Each Unciv unit has three PNG layers: a base sprite and two color tint masks showing where team colors appear. My first approach generated these in separate API calls. The results were inconsistent because the model never saw all three layers together. The fix was packing all three into a single horizontal 3-panel image and generating them in one call. Two things broke immediately. Using a 16:9 aspect ratio made the model produce vertical stacks instead of horizontal panels. And the tint masks came out as solid silhouettes—fully colored shapes—instead of the sparse overlay maps the game engine expects. The aspect ratio fix was switching to 1:1 with "horizontal layout" in the prompt. The mask fix was changing the prompt vocabulary from "color masks" to "sparse tint maps overlays." That specific phrase is what the model understands. Other phrasings produced solid fills every time.

For icons, the efficient batch was a 3x3 grid: nine vanilla icons arranged in a grid, sent as one image, output cropped back into nine individuals. This reduced API calls by 9x across 365 icons in six categories. All icons needed transparent backgrounds because Unciv's rendering applies color tints to icons—an opaque white background turns into a solid-colored square in-game. I used BiRefNet, a foreground extraction model, as a dedicated pipeline stage after generation.
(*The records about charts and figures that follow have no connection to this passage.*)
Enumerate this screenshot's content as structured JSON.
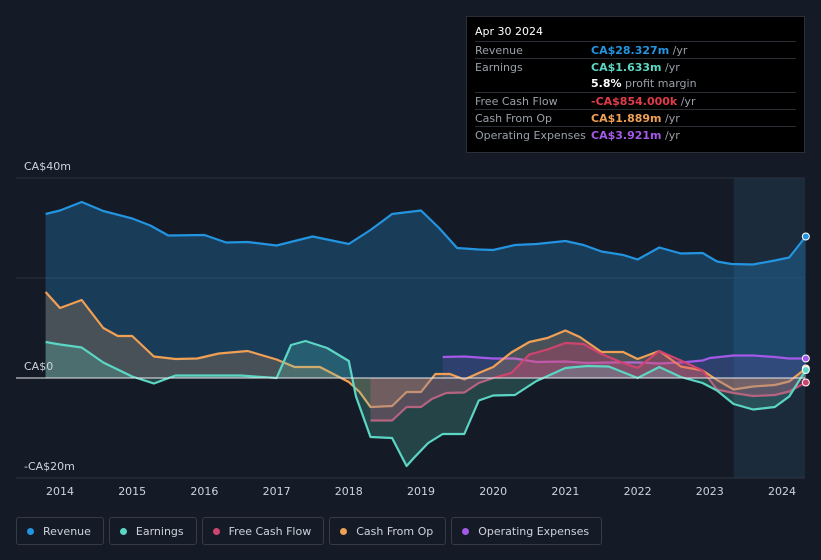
{
  "tooltip": {
    "date": "Apr 30 2024",
    "rows": [
      {
        "label": "Revenue",
        "value": "CA$28.327m",
        "unit": " /yr",
        "color": "#2394df"
      },
      {
        "label": "Earnings",
        "value": "CA$1.633m",
        "unit": " /yr",
        "color": "#5cd6c4"
      },
      {
        "label": "",
        "value": "5.8%",
        "unit": " profit margin",
        "color": "#ffffff"
      },
      {
        "label": "Free Cash Flow",
        "value": "-CA$854.000k",
        "unit": " /yr",
        "color": "#e03c4a"
      },
      {
        "label": "Cash From Op",
        "value": "CA$1.889m",
        "unit": " /yr",
        "color": "#f0a055"
      },
      {
        "label": "Operating Expenses",
        "value": "CA$3.921m",
        "unit": " /yr",
        "color": "#a559e8"
      }
    ]
  },
  "legend": [
    {
      "label": "Revenue",
      "color": "#2394df"
    },
    {
      "label": "Earnings",
      "color": "#5cd6c4"
    },
    {
      "label": "Free Cash Flow",
      "color": "#d0436e"
    },
    {
      "label": "Cash From Op",
      "color": "#f0a055"
    },
    {
      "label": "Operating Expenses",
      "color": "#a559e8"
    }
  ],
  "chart_data": {
    "type": "area",
    "title": "",
    "y_unit": "CA$m",
    "ylim": [
      -20,
      40
    ],
    "xlim": [
      2013.8,
      2024.33
    ],
    "y_tick_labels": [
      {
        "value": 40,
        "label": "CA$40m"
      },
      {
        "value": 0,
        "label": "CA$0"
      },
      {
        "value": -20,
        "label": "-CA$20m"
      }
    ],
    "x_tick_labels": [
      "2014",
      "2015",
      "2016",
      "2017",
      "2018",
      "2019",
      "2020",
      "2021",
      "2022",
      "2023",
      "2024"
    ],
    "highlight_start": 2023.33,
    "series": [
      {
        "name": "Revenue",
        "color": "#2394df",
        "fill": true,
        "x": [
          2013.8,
          2014.0,
          2014.3,
          2014.6,
          2015.0,
          2015.25,
          2015.5,
          2016.0,
          2016.3,
          2016.6,
          2017.0,
          2017.5,
          2018.0,
          2018.3,
          2018.6,
          2019.0,
          2019.25,
          2019.5,
          2019.8,
          2020.0,
          2020.3,
          2020.6,
          2021.0,
          2021.25,
          2021.5,
          2021.8,
          2022.0,
          2022.3,
          2022.6,
          2022.9,
          2023.1,
          2023.3,
          2023.6,
          2023.9,
          2024.1,
          2024.33
        ],
        "y": [
          32.8,
          33.5,
          35.2,
          33.4,
          31.9,
          30.5,
          28.5,
          28.6,
          27.1,
          27.2,
          26.5,
          28.3,
          26.8,
          29.6,
          32.8,
          33.5,
          30,
          26,
          25.7,
          25.6,
          26.6,
          26.8,
          27.4,
          26.6,
          25.3,
          24.6,
          23.7,
          26.1,
          24.9,
          25.0,
          23.3,
          22.8,
          22.7,
          23.5,
          24.1,
          28.3
        ]
      },
      {
        "name": "Earnings",
        "color": "#5cd6c4",
        "fill": true,
        "x": [
          2013.8,
          2014.0,
          2014.3,
          2014.6,
          2015.0,
          2015.3,
          2015.6,
          2016.0,
          2016.5,
          2017.0,
          2017.2,
          2017.4,
          2017.7,
          2018.0,
          2018.1,
          2018.3,
          2018.6,
          2018.8,
          2018.9,
          2019.1,
          2019.3,
          2019.6,
          2019.8,
          2020.0,
          2020.3,
          2020.6,
          2021.0,
          2021.3,
          2021.6,
          2022.0,
          2022.3,
          2022.6,
          2022.9,
          2023.1,
          2023.33,
          2023.6,
          2023.9,
          2024.1,
          2024.33
        ],
        "y": [
          7.2,
          6.7,
          6.1,
          3.1,
          0.3,
          -1.1,
          0.5,
          0.5,
          0.5,
          0,
          6.6,
          7.4,
          6.0,
          3.4,
          -3.7,
          -11.8,
          -12.0,
          -17.6,
          -16.0,
          -13.0,
          -11.2,
          -11.2,
          -4.5,
          -3.5,
          -3.4,
          -0.6,
          2.0,
          2.4,
          2.3,
          0,
          2.2,
          0.2,
          -1.0,
          -2.5,
          -5.2,
          -6.3,
          -5.8,
          -3.7,
          1.6
        ]
      },
      {
        "name": "Free Cash Flow",
        "color": "#d0436e",
        "fill": true,
        "x": [
          2018.3,
          2018.6,
          2018.8,
          2019.0,
          2019.15,
          2019.35,
          2019.6,
          2019.8,
          2020.0,
          2020.25,
          2020.5,
          2020.75,
          2021.0,
          2021.25,
          2021.5,
          2021.8,
          2022.0,
          2022.3,
          2022.6,
          2022.9,
          2023.1,
          2023.33,
          2023.6,
          2023.9,
          2024.1,
          2024.33
        ],
        "y": [
          -8.5,
          -8.5,
          -5.8,
          -5.8,
          -4.2,
          -3.0,
          -2.9,
          -1.0,
          0.0,
          1.0,
          4.7,
          5.7,
          7.0,
          6.8,
          4.8,
          3.0,
          2.0,
          5.4,
          3.5,
          1.5,
          -2.3,
          -3.0,
          -3.6,
          -3.4,
          -2.7,
          -0.9
        ]
      },
      {
        "name": "Cash From Op",
        "color": "#f0a055",
        "fill": true,
        "x": [
          2013.8,
          2014.0,
          2014.3,
          2014.6,
          2014.8,
          2015.0,
          2015.3,
          2015.6,
          2015.9,
          2016.2,
          2016.6,
          2017.0,
          2017.25,
          2017.6,
          2018.0,
          2018.15,
          2018.3,
          2018.6,
          2018.8,
          2019.0,
          2019.2,
          2019.4,
          2019.6,
          2019.8,
          2020.0,
          2020.25,
          2020.5,
          2020.75,
          2021.0,
          2021.2,
          2021.5,
          2021.8,
          2022.0,
          2022.3,
          2022.6,
          2022.9,
          2023.1,
          2023.33,
          2023.6,
          2023.9,
          2024.1,
          2024.33
        ],
        "y": [
          17.2,
          14.0,
          15.6,
          10.0,
          8.4,
          8.4,
          4.3,
          3.8,
          3.9,
          4.9,
          5.4,
          3.7,
          2.2,
          2.2,
          -0.8,
          -2.8,
          -5.8,
          -5.6,
          -2.8,
          -2.8,
          0.8,
          0.8,
          -0.3,
          1.0,
          2.2,
          5.1,
          7.2,
          8.0,
          9.5,
          8.2,
          5.2,
          5.2,
          3.8,
          5.4,
          2.3,
          1.5,
          -0.4,
          -2.3,
          -1.7,
          -1.4,
          -0.7,
          1.9
        ]
      },
      {
        "name": "Operating Expenses",
        "color": "#a559e8",
        "fill": true,
        "x": [
          2019.3,
          2019.6,
          2020.0,
          2020.3,
          2020.6,
          2021.0,
          2021.3,
          2021.6,
          2022.0,
          2022.3,
          2022.6,
          2022.9,
          2023.0,
          2023.33,
          2023.6,
          2023.9,
          2024.1,
          2024.33
        ],
        "y": [
          4.2,
          4.3,
          3.9,
          3.9,
          3.2,
          3.3,
          3.0,
          3.1,
          3.1,
          2.9,
          3.1,
          3.5,
          4.0,
          4.5,
          4.5,
          4.2,
          3.9,
          3.9
        ]
      }
    ]
  }
}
BiRefNet has one failure mode I didn't expect: it sometimes returns a valid-looking PNG of exactly 334 bytes that is entirely transparent. Correct headers, correct format, no foreground. A file size check doesn't catch this. The correct check is size above 5000 bytes and alpha channel mean above 0.1. The mean check—magick f -channel A -separate -format '%[fx:mean]' info:—detects images where BiRefNet found no foreground. A blank output has mean 0.0. A successful extraction is well above 0.1.

Two other things broke at scale that were obvious in retrospect. Running six concurrent agents all writing BiRefNet output to /tmp/nobg.png caused race conditions—one agent's output overwrote another's before it could be processed. Always use mktemp. And checking for valid PNGs with grep "89 50 4e 47" against xxd output doesn't work because xxd renders those bytes without spaces. Use file "$f" | grep -q PNG.

The final pipeline isn't clever. It's the list of techniques that were actually required: CDN upload instead of base64, magenta background with corner flood-fill removal, "sparse tint maps" in the prompt, triptych batching, BiRefNet with alpha mean validation, mktemp for parallel temp files. Each one came from a specific failure the previous version couldn't handle. That's what a working pipeline looks like after you've built the one that didn't work.